Because it is held in the populated capital of Bhutan, the Thimphu festival can be congested. This can make picture-taking challenging. One has to come early to secure a place to sit and watch the Festival.

The Thimphu festival takes place inside the capital-building courtyard. The capital building also houses the offices for the King, Ministry of Home Affairs, as well as summer residences for the monks when they move to the capital from their Punakha winter residence.



Although the origin and purpose of the festival cannot be exactly determined, the Jampa Lhakhang Drup is regarded as one of the most ancient and sacred of all festivals in the region. The tradition of people from this area is to congregate in a spirit of piety and festivity on the 15th day of the ninth month of the Bhutanese calendar.

The well-known historian on Bhutan, the late Dr. Michael Aris, pointed out that this ancient festival retained some remnants of the old Agricultural New Year, which falls at the winter solstice and which has almost disappeared from this part of the country.


Between 1616 AD and 1651 AD, Zhabdrung had to wage around five major wars against the invading forces of Desi Tsangpa Phuntsho Namgyel and his successors. The Bhutanese militia under the able guidance of Zhabdrung himself was able to defeat the invaders. During those wars, Lam Zhabdrung also sought the support of the guardian Deities, particularly Palden Lhamo and Pal Yeshey Goenbo.

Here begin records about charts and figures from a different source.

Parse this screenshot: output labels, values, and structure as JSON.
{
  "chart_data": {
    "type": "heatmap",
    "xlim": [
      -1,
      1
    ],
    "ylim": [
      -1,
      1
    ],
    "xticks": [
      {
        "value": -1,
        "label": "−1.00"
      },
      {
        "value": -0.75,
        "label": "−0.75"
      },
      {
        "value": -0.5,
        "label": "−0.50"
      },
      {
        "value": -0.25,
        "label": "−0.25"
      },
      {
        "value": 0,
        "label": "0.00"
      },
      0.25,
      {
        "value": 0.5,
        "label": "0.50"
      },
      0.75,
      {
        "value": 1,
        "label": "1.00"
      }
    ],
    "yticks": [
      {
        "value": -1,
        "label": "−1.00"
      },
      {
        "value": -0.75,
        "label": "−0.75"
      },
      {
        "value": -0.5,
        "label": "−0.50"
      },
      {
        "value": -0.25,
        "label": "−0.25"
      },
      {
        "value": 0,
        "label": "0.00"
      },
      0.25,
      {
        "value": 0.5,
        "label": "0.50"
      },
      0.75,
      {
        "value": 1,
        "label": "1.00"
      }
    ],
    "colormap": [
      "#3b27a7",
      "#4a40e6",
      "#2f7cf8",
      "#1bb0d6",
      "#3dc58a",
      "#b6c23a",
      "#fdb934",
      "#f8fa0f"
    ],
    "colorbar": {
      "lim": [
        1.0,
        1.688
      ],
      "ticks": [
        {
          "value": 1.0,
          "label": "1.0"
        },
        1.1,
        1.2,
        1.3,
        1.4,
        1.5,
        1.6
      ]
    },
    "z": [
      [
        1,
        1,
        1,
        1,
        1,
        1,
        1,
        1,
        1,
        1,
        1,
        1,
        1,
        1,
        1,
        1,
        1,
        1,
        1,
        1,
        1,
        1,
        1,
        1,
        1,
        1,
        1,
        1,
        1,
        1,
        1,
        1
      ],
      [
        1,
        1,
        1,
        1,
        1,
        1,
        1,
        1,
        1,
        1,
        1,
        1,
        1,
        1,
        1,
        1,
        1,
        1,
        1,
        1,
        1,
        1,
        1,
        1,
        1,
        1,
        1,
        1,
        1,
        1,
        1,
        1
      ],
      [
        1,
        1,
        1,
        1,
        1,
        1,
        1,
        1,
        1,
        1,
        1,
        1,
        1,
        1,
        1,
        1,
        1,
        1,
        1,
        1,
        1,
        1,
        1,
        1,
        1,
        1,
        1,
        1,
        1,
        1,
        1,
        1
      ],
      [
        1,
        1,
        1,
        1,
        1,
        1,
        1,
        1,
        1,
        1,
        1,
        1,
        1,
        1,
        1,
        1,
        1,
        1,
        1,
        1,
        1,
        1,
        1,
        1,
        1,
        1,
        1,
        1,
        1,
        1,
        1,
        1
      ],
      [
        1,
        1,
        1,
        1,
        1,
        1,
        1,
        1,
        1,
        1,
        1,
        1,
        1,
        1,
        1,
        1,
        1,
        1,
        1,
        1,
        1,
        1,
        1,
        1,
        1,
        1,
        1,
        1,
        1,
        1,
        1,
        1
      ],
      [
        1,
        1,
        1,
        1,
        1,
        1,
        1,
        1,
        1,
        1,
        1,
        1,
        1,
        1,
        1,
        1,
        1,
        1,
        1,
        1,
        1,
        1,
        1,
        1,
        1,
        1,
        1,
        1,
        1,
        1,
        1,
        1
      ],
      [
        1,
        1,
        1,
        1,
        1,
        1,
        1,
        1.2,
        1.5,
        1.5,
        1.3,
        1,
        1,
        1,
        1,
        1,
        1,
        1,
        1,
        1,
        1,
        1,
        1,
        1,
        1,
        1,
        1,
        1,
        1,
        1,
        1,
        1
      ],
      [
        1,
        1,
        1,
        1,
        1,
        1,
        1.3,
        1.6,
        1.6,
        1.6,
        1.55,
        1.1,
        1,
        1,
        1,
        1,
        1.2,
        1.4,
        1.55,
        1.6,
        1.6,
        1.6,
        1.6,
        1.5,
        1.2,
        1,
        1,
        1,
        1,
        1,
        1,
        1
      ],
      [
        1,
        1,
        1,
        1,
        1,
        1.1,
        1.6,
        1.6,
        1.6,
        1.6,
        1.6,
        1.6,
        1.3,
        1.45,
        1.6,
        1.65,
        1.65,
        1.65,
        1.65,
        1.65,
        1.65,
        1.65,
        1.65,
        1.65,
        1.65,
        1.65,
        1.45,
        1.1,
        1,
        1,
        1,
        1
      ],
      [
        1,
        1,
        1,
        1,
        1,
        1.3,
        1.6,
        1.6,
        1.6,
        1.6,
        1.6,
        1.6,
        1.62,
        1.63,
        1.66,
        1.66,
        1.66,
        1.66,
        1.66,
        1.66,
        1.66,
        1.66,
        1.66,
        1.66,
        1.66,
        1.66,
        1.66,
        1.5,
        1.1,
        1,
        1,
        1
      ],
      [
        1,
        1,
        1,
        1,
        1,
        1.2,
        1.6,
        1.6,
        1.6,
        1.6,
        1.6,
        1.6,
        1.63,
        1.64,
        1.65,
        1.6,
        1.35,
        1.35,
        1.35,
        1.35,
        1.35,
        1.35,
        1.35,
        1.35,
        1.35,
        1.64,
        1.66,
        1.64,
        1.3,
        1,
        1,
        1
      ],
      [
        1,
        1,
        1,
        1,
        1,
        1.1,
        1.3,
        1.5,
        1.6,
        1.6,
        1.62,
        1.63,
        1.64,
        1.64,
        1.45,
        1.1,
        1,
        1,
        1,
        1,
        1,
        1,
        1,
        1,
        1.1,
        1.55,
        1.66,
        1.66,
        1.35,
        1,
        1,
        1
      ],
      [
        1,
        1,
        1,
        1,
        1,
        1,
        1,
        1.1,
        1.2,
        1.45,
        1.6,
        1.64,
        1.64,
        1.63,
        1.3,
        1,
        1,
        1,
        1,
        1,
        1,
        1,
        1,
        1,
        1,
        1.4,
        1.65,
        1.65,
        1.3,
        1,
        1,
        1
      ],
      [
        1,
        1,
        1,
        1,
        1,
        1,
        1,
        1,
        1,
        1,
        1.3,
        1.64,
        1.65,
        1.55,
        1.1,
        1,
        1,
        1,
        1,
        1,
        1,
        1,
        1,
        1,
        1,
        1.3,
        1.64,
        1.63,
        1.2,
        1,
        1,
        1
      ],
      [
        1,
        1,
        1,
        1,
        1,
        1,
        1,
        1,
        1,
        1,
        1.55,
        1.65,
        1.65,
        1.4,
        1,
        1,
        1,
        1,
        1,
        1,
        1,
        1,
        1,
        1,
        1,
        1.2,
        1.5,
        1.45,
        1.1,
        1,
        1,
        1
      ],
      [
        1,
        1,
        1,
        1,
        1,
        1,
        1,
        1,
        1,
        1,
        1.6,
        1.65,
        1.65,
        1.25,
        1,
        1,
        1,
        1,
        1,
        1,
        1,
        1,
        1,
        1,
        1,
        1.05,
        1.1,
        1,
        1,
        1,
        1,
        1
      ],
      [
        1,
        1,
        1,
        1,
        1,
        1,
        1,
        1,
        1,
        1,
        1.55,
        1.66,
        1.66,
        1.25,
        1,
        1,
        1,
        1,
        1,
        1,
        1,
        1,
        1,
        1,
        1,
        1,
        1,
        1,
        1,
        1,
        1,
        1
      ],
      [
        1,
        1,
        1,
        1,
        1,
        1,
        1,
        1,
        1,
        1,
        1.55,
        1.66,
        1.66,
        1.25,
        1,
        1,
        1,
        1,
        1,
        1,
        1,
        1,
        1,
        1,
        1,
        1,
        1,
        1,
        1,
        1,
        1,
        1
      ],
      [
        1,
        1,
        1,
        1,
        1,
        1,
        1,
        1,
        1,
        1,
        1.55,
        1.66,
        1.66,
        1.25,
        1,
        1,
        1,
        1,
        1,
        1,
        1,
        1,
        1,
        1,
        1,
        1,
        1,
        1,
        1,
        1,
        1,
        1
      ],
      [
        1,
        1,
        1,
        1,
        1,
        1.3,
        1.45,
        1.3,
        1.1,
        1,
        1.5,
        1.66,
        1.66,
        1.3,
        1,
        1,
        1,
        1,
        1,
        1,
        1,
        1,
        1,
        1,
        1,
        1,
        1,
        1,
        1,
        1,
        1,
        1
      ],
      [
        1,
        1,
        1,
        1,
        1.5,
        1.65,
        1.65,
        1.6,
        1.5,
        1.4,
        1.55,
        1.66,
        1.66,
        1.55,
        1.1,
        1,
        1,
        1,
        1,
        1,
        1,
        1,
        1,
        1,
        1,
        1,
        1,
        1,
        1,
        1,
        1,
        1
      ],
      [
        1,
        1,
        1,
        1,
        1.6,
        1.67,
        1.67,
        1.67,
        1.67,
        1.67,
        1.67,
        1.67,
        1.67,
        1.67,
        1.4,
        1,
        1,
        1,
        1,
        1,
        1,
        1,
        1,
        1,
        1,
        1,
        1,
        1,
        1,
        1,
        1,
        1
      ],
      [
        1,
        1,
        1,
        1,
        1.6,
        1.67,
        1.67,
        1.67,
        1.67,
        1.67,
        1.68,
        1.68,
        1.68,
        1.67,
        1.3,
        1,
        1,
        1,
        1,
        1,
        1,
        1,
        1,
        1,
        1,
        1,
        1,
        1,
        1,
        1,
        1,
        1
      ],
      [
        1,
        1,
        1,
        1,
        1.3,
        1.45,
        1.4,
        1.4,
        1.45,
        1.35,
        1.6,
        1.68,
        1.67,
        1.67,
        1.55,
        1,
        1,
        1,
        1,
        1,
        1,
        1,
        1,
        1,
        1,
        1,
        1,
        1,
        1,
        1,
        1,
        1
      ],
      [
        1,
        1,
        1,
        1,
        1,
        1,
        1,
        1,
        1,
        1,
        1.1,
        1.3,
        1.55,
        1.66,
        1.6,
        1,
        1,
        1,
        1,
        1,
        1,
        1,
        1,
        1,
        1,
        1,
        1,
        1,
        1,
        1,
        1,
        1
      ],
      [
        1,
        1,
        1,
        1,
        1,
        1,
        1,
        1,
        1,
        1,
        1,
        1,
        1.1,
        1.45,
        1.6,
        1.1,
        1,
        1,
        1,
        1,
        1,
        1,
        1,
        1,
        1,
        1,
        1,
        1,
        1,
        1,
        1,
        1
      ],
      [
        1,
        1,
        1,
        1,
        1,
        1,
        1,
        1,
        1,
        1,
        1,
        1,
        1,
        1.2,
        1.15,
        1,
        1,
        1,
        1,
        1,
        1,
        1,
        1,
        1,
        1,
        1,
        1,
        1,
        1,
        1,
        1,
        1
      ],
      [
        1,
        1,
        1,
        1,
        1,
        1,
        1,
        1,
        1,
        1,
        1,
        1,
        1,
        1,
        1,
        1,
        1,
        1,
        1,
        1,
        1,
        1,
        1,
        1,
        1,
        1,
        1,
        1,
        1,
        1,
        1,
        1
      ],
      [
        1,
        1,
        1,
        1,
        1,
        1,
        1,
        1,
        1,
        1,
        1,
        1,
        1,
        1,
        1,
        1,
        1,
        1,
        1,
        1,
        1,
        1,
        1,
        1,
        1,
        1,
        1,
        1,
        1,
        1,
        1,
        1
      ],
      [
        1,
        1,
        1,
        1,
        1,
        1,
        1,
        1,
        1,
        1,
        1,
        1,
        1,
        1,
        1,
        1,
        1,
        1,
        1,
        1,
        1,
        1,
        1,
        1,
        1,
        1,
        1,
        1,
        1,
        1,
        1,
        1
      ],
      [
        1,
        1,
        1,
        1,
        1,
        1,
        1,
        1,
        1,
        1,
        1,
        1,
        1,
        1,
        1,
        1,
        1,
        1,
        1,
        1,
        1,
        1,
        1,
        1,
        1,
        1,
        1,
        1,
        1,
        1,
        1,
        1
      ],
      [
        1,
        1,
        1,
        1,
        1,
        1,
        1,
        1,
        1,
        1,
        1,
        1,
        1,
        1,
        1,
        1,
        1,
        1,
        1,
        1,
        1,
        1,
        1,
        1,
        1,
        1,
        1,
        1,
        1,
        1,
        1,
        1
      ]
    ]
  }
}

Punakha Drubchen therefore celebrates two important events:

a) Worship of the guardian deities and presentation of the deities to the public through mask dances performed by the monks. b) Enactment of ancient military scenes by Pazaps.
Totally different than other Festivals in the Kingdom, the Domchey depicts the events of the 17thn century -- specifically, how the Shabdrung Ngawang Namgyel came to Bhutan from Tibet. When he came to Bhutan, Shabdrung Ngawang Namgyel brought valuable treasure from Tibet with him.

The Tibetan Army came to Punakha Dzong to retrieve the treasure and fought a battle with the Bhutanese defenders. In this festival, four different villages participate, each representing a different army that fought in this historic battle.